Without resorting to Google who can identify what were BR's TOPS class 99?  Wink

 

(and what was significantly unique about their BR corporate livery)

I enjoy life - it gives me something to do! - especially modelling BR's Southern Region 1955-61.

walkingthedog

17605 posts

Think I know and I promise I haven’t Googled. Left hand down a bit.

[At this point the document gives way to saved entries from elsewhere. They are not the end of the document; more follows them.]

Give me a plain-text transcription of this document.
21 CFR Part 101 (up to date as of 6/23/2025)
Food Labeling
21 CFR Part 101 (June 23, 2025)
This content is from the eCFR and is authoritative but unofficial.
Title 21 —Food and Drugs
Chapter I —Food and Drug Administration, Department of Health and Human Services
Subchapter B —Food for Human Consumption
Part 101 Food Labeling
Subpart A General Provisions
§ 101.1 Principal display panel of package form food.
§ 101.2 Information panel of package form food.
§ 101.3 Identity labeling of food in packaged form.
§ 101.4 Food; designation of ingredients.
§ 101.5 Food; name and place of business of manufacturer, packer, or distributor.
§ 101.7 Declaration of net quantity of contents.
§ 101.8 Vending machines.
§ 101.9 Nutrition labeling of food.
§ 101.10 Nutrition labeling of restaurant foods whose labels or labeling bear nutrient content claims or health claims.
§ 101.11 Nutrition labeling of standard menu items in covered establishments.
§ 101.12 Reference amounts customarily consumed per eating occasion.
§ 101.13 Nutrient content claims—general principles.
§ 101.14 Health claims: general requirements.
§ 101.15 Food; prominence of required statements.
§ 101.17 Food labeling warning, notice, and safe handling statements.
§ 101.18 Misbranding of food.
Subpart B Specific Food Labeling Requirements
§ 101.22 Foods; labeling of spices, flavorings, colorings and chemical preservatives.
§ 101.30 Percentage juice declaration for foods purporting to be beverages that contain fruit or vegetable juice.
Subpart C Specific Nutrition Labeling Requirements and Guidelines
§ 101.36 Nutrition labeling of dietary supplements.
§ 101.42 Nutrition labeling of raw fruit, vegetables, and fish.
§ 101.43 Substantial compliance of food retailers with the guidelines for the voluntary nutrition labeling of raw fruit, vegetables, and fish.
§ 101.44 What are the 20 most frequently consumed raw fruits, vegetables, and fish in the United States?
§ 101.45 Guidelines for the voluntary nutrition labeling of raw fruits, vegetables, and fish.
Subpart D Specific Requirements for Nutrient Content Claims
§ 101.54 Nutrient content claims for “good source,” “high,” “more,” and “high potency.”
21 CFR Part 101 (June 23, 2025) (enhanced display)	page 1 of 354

WTD ........... Nurse, the screens.

Caiptean

2772 posts

@WTD Wink

I enjoy life - it gives me something to do! - especially modelling BR's Southern Region 1955-61.

trainlover23

1067 posts

@Caiptean

Without resorting to Google who can identify what were BR's TOPS class 99?  Wink

 

(and what was significantly unique about their BR corporate livery)

Not using Google they are reserved for steam locos . i am not sure if it is purely narrow gauge or all staem that is permitted to run on the National Network.

If narrow gauge they were the Vale of Rhediol locos and they were the only steam locos that carried BR Corporate Blue. 

Ericm0hff

5683 posts

I thought TOPS meant Tired Old Paper Shufflers!  Tongue Out

if it works first time, you did something wrong!

Caiptean

2772 posts

Under British Rail TOPS class 99 were the Sealink ferries.  Smile

 

The unique feature about their BR livery was the reversed double arrow on one side of the funnell!  Wink

I enjoy life - it gives me something to do! - especially modelling BR's Southern Region 1955-61.